The Arizona Legislature passed SB 1070 in order to insure that Arizona’s law enforcement officers cooperate in the enforcement of federal immigration laws and to adopt state crimes that mirror existing federal laws. These laws were passed by the Arizona Legislature to protect the citizens of Arizona from the federal government’s failure to enforce the immigration laws. 

Governor Brewer’s motion asserts that the opinions of foreign governments have no bearing on whether a state law providing for cooperative enforcement of federal immigration law in Arizona complies with the U. S. Constitution.  In addition, the foreign government’s brief raises issues that are unsupported by the facts in the record and have little relevance to the issues presented in this preliminary injunction appeal.

Go, Gov. Brewer, go!  This great civil servant summarizes thusly:

As do many citizens, I find it incredibly offensive that these foreign governments are using our court system to meddle in a domestic legal dispute and to oppose the rule of law.  What’s even more offensive is that this effort has been supported by the U.S. Department of Justice.  American sovereignty begins in the U.S. Constitution and at the border.  I am confident the Ninth Circuit will do the right thing and recognize foreign interference in U.S. legal proceedings and allow the State of Arizona to respond to their brief.

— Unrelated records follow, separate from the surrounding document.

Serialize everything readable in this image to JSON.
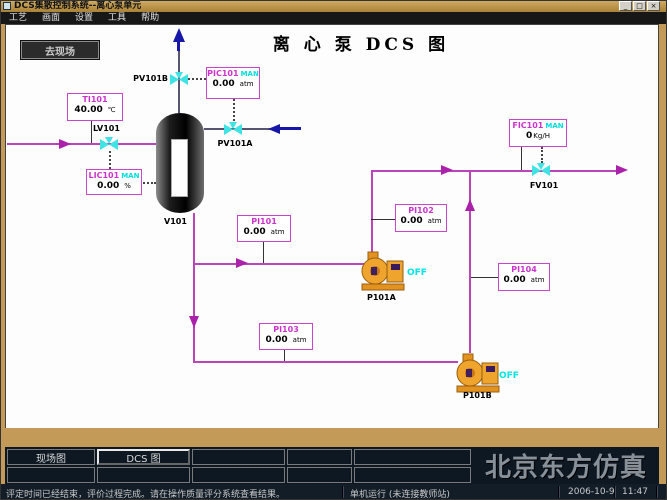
{
  "window": {
    "title": "DCS集散控制系统--离心泵单元",
    "minimize": "_",
    "maximize": "□",
    "close": "×"
  },
  "menu": {
    "items": [
      "工艺",
      "画面",
      "设置",
      "工具",
      "帮助"
    ]
  },
  "toolbar": {
    "go_field": "去现场"
  },
  "diagram": {
    "title": "离 心 泵 DCS 图",
    "vessel": {
      "label": "V101"
    },
    "valves": {
      "lv101": "LV101",
      "pv101a": "PV101A",
      "pv101b": "PV101B",
      "fv101": "FV101"
    },
    "pumps": {
      "p101a": {
        "label": "P101A",
        "status": "OFF"
      },
      "p101b": {
        "label": "P101B",
        "status": "OFF"
      }
    },
    "instruments": {
      "ti101": {
        "tag": "TI101",
        "value": "40.00",
        "unit": "℃"
      },
      "lic101": {
        "tag": "LIC101",
        "mode": "MAN",
        "value": "0.00",
        "unit": "%"
      },
      "pic101": {
        "tag": "PIC101",
        "mode": "MAN",
        "value": "0.00",
        "unit": "atm"
      },
      "fic101": {
        "tag": "FIC101",
        "mode": "MAN",
        "value": "0",
        "unit": "Kg/H"
      },
      "pi101": {
        "tag": "PI101",
        "value": "0.00",
        "unit": "atm"
      },
      "pi102": {
        "tag": "PI102",
        "value": "0.00",
        "unit": "atm"
      },
      "pi103": {
        "tag": "PI103",
        "value": "0.00",
        "unit": "atm"
      },
      "pi104": {
        "tag": "PI104",
        "value": "0.00",
        "unit": "atm"
      }
    }
  },
  "tabs": {
    "field": "现场图",
    "dcs": "DCS 图"
  },
  "branding": {
    "text": "北京东方仿真"
  },
  "statusbar": {
    "message": "评定时间已经结束，评价过程完成。请在操作质量评分系统查看结果。",
    "mode": "单机运行 (未连接教师站)",
    "date": "2006-10-9",
    "time": "11:47"
  },
  "colors": {
    "pipe_magenta": "#bb44bb",
    "arrow_navy": "#1818a8",
    "valve_cyan": "#3fe3e3",
    "instrument_border": "#cc44cc",
    "man_mode": "#00dddd",
    "pump_off": "#00e5e5",
    "titlebar_gold": "#b8914a",
    "panel_dark": "#0e1822"
  }
}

Sovereigntyis defined as supremacy of authority of rule as exercised by a sovereign or sovereign state (country) or complete independence and self-government.  America was established by our Founding Fathers as a sovereign nation, a Republic whose citizenry elect their peers to representative the citizens of this country and protect them from threats, foreign and domestic.  So far, this administration and the sycophantic Congress has been an epic failure in the performance of their duties.  That is why November 2nd, 2010 is so very important.  It is time to start taking our country back.

4 thoughts on “The Department of Justice Vs. America

  1. Lanceman's avatar Lanceman

    And people wonder why I think we’re done. We reached the tipping point long ago. Too many people (thanks to government public education) agree with the nonsense we’re having to deal with, here.